I have radically mixed feelings about the films of Ingmar Bergman. Some of the longest and most tedious decades of my life have been spent watching Persona and Fanny and Alexander and The Virgin Spring…and yes, The Seventh Seal. Some of the most interesting times have been spent watching Through a Glass Darkly, Smiles of a Summer Night, Summer With Monika…and yes again, The Seventh Seal (scratchin’ my head).

And then there’s Winter Light.

I love this film. I first saw it in the summer of 1969. It sank its claws in me and has never let go. I’ve watched the film about a half-dozen times since then.

It is small, intimate, exquisite, painful story-telling about the largest of issues. It would never make it in today’s United States of Donald Trump, AK-14’s (or 47’s, or whatever), anti-maskers, or ark parks.

It whispers – it doesn’t shout. It agonizes – it doesn’t sneer. It lingers and ponders – it’s not a sound byte or a tweet. It thinks for itself – it doesn’t meme (is that even a verb?). It’s not reality TV – it’s reality. No need to fake it for the judges or a hidden camera or the voters at home – just tell the story in the unforgiving glare of truth.

I’m reminded of Carl Theodore Dreyer’s captivating film; Joan of Arc, which tells its story as a ballet of faces. You cannot look away.
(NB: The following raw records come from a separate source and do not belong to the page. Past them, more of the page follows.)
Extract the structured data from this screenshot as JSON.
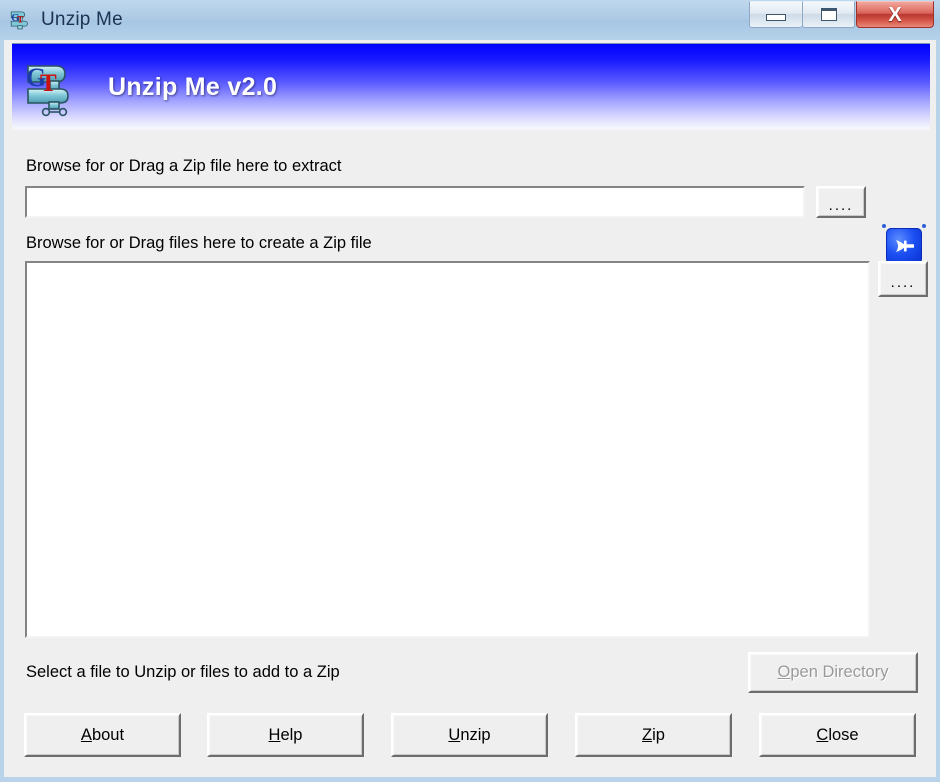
{
  "window": {
    "title": "Unzip Me",
    "icon": "app-logo-icon",
    "caption_buttons": [
      {
        "name": "minimize",
        "label": "–"
      },
      {
        "name": "maximize",
        "label": "□"
      },
      {
        "name": "close",
        "label": "X"
      }
    ]
  },
  "banner": {
    "title": "Unzip Me v2.0",
    "logo": "clamp-gt-logo-icon",
    "gradient_top": "#0000ff",
    "gradient_bottom": "#ffffff"
  },
  "form": {
    "zip_extract_label": "Browse for or Drag a Zip file here to extract",
    "zip_input_value": "",
    "zip_input_placeholder": "",
    "browse_zip_label": "....",
    "zip_create_label": "Browse for or Drag files here to create a Zip file",
    "browse_files_label": "....",
    "file_list_items": [],
    "pin_button": {
      "name": "always-on-top-toggle",
      "icon": "pushpin-icon",
      "color": "#1b4ff2",
      "pressed": true
    }
  },
  "status": {
    "text": "Select a file to Unzip or files to add to a Zip"
  },
  "buttons": {
    "open_directory": {
      "accel": "O",
      "rest": "pen Directory",
      "enabled": false
    },
    "about": {
      "accel": "A",
      "rest": "bout"
    },
    "help": {
      "accel": "H",
      "rest": "elp"
    },
    "unzip": {
      "accel": "U",
      "rest": "nzip"
    },
    "zip": {
      "accel": "Z",
      "rest": "ip"
    },
    "close": {
      "accel": "C",
      "rest": "lose"
    }
  },
  "colors": {
    "titlebar": "#aecde8",
    "client_bg": "#efefef",
    "accent_blue": "#0000ff",
    "close_red": "#b8362f"
  }
}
Winter Light takes it further. Bergman uses his faces in excruciatingly long shots – but his characters also speak – directly and with no hesitation. Neither faces nor their voices blink. There is no escape from their story; not for you as the viewer, and certainly not for Gunnar Bjornstrand, the faith-challenged priest of the story or Max Von Sydow the faith-bereft farmer he attempts to counsel.
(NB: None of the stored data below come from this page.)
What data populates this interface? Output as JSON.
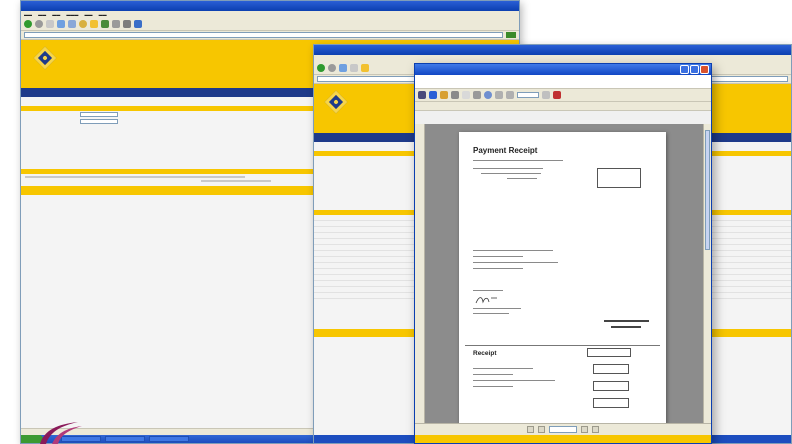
{
  "receipt": {
    "title": "Payment Receipt",
    "section_title": "Receipt"
  },
  "colors": {
    "brand_yellow": "#f7c600",
    "brand_navy": "#1e3a8a",
    "titlebar_blue": "#0b3fb0"
  },
  "icons": [
    "back-icon",
    "forward-icon",
    "refresh-icon",
    "home-icon",
    "search-icon",
    "favorites-icon",
    "print-icon",
    "save-icon",
    "zoom-icon",
    "page-nav-icon",
    "close-icon",
    "maximize-icon",
    "minimize-icon",
    "company-logo"
  ]
}
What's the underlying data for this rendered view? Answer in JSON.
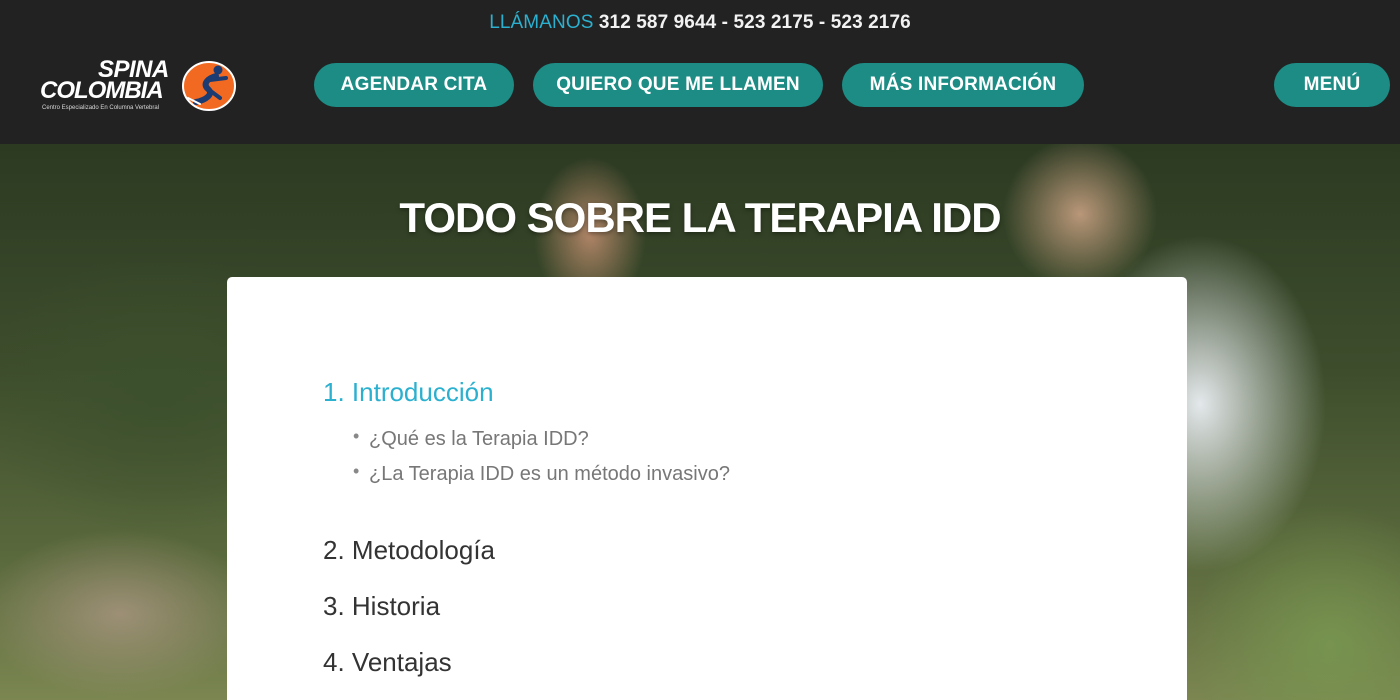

Faith is hard. It’s available to everyone, but not granted to everyone. It has value. It will save/redeem/inspire…but not everyone.

Mr. Bjornstrand’s performance is wondrous to me. I totally believe Bjornstrand’s discomfort with his cold/flu. I believe his discomfort comforting his parishioners. I believe his weariness and desperation. I believe his slipping belief. I believe his desire to believe. I watch the film waiting for his epiphany like a boy raised in a Southern Baptist Sunday School should. I wait for Godot as a child of the sixties should.

This is great storytelling and nothing gets blown up and there are no super-powers…not that there’s anything wrong with that.